- Panoramic view of Samnangjin
- Samnangjin Location within South Korea
- Coordinates: 35°23′42″N 128°50′18″E﻿ / ﻿35.39500°N 128.83833°E
- Country: South Korea

Area
- • Total: 78.31 km^{2} (30.24 sq mi)

Population (2020)
- • Total: 6,682

Korean name
- Hangul: 삼랑진읍
- Hanja: 三浪津邑
- RR: Samnangjin-eup
- MR: Samnangjin-ŭp

= Samnangjin =

Samnangjin is an eup, or town, in Miryang City, Gyeongsangnam-do, South Korea. It is composed of thirteen legal ri. Samnangjin lies in the southeastern corner of Miryang, bordering Wondong-myeon in Yangsan City.

The Gyeongbu Line railroad passes through Samnangjin, and Mugunghwa-ho class passenger trains frequently stop at Samnangjin station. The northern tip of the Gyeongjeon Line also lies with Samnangjin, but there are no stations along that portion of the line.

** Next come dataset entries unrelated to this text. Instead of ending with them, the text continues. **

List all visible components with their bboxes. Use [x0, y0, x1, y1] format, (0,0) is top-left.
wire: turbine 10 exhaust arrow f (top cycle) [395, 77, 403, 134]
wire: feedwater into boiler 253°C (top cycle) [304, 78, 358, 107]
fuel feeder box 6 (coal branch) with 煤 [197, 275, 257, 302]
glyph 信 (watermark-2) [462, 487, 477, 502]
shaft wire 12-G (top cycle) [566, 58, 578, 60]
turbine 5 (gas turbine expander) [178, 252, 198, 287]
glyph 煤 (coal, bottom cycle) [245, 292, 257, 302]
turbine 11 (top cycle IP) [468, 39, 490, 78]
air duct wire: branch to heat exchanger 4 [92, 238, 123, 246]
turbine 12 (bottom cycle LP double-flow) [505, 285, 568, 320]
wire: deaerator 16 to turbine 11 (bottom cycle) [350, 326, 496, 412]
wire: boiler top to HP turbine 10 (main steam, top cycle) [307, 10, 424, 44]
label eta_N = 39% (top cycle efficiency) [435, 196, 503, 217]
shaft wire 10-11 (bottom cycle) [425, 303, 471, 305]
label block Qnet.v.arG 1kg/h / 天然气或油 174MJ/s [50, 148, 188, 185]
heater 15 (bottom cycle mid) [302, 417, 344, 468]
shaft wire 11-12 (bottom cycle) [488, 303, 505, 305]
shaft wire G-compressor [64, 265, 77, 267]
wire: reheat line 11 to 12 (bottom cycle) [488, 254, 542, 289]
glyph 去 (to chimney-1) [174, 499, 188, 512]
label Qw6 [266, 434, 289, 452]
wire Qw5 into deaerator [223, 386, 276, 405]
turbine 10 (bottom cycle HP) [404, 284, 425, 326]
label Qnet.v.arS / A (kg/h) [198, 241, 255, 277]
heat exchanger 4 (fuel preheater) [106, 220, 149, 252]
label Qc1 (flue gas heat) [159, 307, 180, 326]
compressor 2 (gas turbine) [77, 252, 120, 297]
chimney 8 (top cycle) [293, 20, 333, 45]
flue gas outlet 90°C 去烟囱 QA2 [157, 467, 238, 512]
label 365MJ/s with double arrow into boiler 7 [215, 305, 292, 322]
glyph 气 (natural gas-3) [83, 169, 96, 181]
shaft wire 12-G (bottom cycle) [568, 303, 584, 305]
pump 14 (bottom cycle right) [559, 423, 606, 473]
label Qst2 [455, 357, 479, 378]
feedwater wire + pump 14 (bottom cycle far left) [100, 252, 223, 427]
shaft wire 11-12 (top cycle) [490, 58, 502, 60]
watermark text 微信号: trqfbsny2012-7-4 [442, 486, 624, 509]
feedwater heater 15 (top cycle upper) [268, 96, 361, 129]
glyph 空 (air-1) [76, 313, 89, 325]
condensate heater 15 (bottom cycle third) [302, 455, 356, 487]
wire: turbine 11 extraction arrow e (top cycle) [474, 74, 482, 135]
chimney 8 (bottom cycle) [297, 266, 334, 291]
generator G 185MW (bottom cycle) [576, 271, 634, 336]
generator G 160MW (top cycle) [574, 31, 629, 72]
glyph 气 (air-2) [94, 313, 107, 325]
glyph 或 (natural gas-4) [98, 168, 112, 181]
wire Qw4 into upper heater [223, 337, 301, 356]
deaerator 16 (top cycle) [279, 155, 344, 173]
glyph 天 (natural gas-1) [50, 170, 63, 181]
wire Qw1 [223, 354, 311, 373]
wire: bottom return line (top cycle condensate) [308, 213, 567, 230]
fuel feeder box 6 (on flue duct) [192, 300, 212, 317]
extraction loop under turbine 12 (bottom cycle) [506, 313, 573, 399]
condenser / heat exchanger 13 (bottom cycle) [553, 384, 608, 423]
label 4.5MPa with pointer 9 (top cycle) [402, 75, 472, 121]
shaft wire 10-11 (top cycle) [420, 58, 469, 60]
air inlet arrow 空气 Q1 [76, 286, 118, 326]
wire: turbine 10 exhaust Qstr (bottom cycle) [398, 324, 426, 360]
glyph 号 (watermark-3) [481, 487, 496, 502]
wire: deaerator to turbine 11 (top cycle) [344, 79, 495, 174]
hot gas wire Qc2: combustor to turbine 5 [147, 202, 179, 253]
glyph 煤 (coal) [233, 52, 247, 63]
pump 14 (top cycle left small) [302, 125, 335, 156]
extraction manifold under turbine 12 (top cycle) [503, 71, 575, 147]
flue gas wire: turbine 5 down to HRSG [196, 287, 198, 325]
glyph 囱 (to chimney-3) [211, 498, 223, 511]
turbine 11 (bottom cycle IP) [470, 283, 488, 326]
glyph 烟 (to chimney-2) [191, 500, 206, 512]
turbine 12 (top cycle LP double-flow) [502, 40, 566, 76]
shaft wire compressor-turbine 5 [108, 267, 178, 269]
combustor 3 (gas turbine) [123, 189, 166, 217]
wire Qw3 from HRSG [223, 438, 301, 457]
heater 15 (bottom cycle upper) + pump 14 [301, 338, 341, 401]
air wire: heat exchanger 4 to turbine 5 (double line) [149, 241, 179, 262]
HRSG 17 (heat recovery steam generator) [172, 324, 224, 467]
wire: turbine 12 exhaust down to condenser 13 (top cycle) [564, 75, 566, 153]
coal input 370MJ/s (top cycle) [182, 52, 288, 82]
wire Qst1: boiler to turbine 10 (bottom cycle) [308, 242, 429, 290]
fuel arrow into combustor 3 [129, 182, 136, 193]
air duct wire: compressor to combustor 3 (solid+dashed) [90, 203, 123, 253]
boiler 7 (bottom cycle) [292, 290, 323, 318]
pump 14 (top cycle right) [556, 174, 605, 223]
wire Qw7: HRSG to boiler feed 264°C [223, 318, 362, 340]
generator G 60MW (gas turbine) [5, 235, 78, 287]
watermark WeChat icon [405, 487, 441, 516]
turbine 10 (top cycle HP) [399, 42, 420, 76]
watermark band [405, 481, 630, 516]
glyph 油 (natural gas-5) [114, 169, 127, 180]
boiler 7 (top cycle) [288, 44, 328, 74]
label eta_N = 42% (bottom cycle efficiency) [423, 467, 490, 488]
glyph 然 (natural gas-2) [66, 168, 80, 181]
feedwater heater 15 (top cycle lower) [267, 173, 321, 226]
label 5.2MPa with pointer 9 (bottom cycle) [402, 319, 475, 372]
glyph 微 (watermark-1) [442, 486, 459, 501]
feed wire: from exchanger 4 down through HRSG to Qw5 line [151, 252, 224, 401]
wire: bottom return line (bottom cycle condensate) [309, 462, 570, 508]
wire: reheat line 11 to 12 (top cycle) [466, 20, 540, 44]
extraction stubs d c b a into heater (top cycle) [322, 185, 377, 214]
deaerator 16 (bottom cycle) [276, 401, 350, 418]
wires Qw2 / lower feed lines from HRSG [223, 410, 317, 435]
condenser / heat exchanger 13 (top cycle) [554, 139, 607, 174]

Samnangjin lies at the confluence of Nakdong River and its tributary the Miryang River. Its name refers to the three streams formed by the confluence (the Nakdong above the confluence, the Miryang, and the Nakdong below the confluence). Much of the land in Samnangjin lies along the eastern valleys of the Miryang and the Nakdong, which also form the western border of the eup. Notable mountains on the borders of Samnangjin include Cheontaesan to the south and Maneosan to the north.

Much of the agriculture in Samnangjin is focused on livestock, particularly beef cattle.

The Miryang campus of Pusan National University is located in Samnangjin's Cheonghak-ri.